Anxiety hasn't been great today, same as over the weekend. Not sure if there has been a trigger as such, but am trying to remember that blips are part of the recovery process and I should see it as that. Problem is, when the anxiety strikes - I tend to worry about stuff that I otherwise wouldn't. It's almost a shift in focus that is hard to arrest.

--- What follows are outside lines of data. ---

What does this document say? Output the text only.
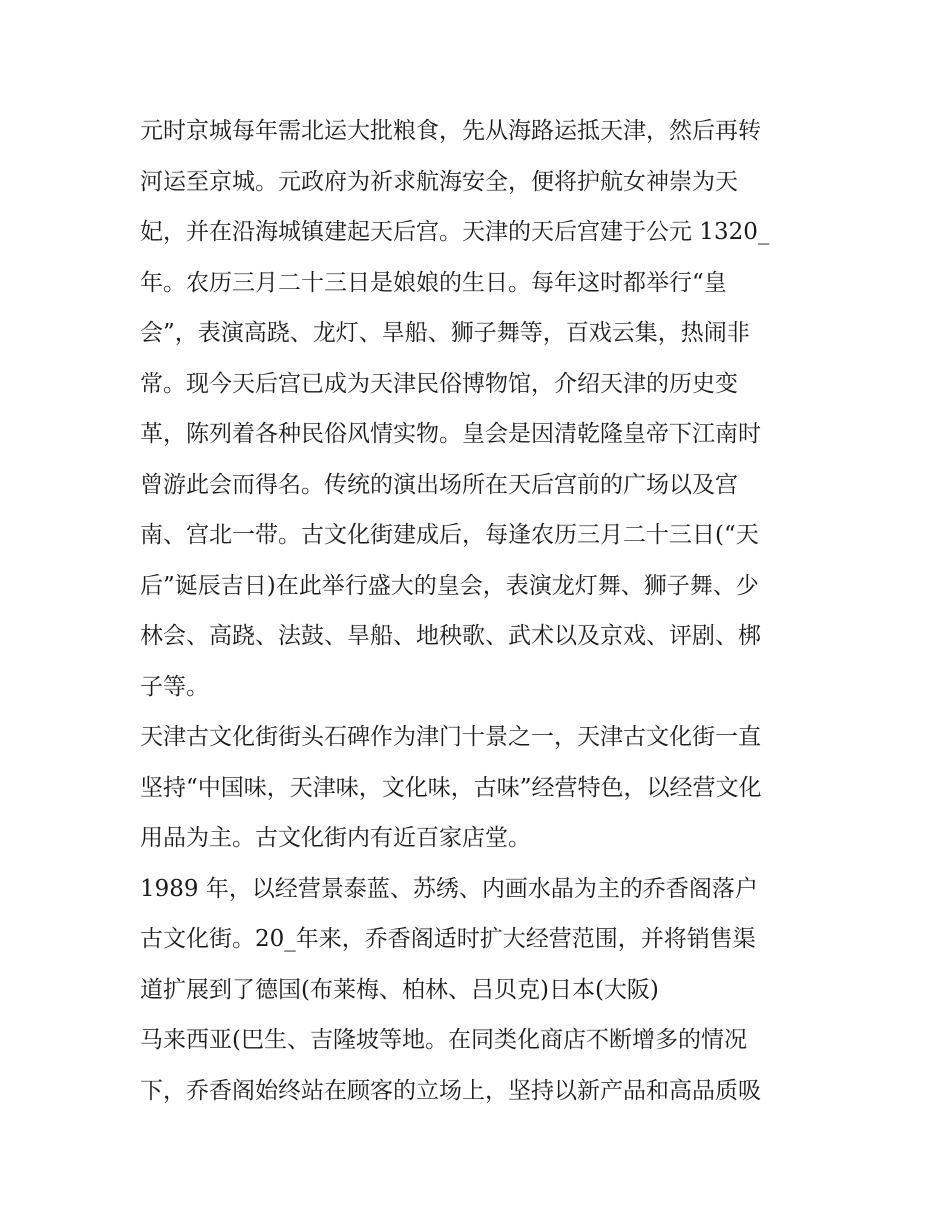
元时京城每年需北运大批粮食，先从海路运抵天津，然后再转
河运至京城。元政府为祈求航海安全，便将护航女神崇为天
妃，并在沿海城镇建起天后宫。天津的天后宫建于公元 1320_
年。农历三月二十三日是娘娘的生日。每年这时都举行“皇
会”，表演高跷、龙灯、旱船、狮子舞等，百戏云集，热闹非
常。现今天后宫已成为天津民俗博物馆，介绍天津的历史变
革，陈列着各种民俗风情实物。皇会是因清乾隆皇帝下江南时
曾游此会而得名。传统的演出场所在天后宫前的广场以及宫
南、宫北一带。古文化街建成后，每逢农历三月二十三日(“天
后”诞辰吉日)在此举行盛大的皇会，表演龙灯舞、狮子舞、少
林会、高跷、法鼓、旱船、地秧歌、武术以及京戏、评剧、梆
子等。
天津古文化街街头石碑作为津门十景之一，天津古文化街一直
坚持“中国味，天津味，文化味，古味”经营特色，以经营文化
用品为主。古文化街内有近百家店堂。
1989 年，以经营景泰蓝、苏绣、内画水晶为主的乔香阁落户
古文化街。20_年来，乔香阁适时扩大经营范围，并将销售渠
道扩展到了德国(布莱梅、柏林、吕贝克)日本(大阪)
马来西亚(巴生、吉隆坡等地。在同类化商店不断增多的情况
下，乔香阁始终站在顾客的立场上，坚持以新产品和高品质吸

I'm 2.5 weeks in to being on 40mg Citalopram, so I hope it's still kicking in. The Citalopram itself, I've been back on for about 9 weeks. The anxiety itself is different to what it was 3/4 weeks ago - this time, it's a tight feeling in the throat, coupled with sweaty hands and feeling as if something bad is going to happen. Gone is the nausea (thankfully) but when it's bad, it's still with me as soon as I get up in the morning. It makes for a long day, so again I'm going to have to plan some stuff to do this week and keep myself around people if I can, rather than sitting in the house and winding myself up! In-laws tomorrow, I think - if they don't mind some company. Weather up in Newcastle is supposed to be pretty poor tomorrow.
I'm still keeping on going with my Journal - think I'll have a fair bit to write about tonight, and get these thoughts 'challenged' on paper.
On a positive note, I've managed to find the book 'Esstential Help for your Nerves', by Dr Claire Weekes. Been a good few years since I read it, so am going to revisit it tonight.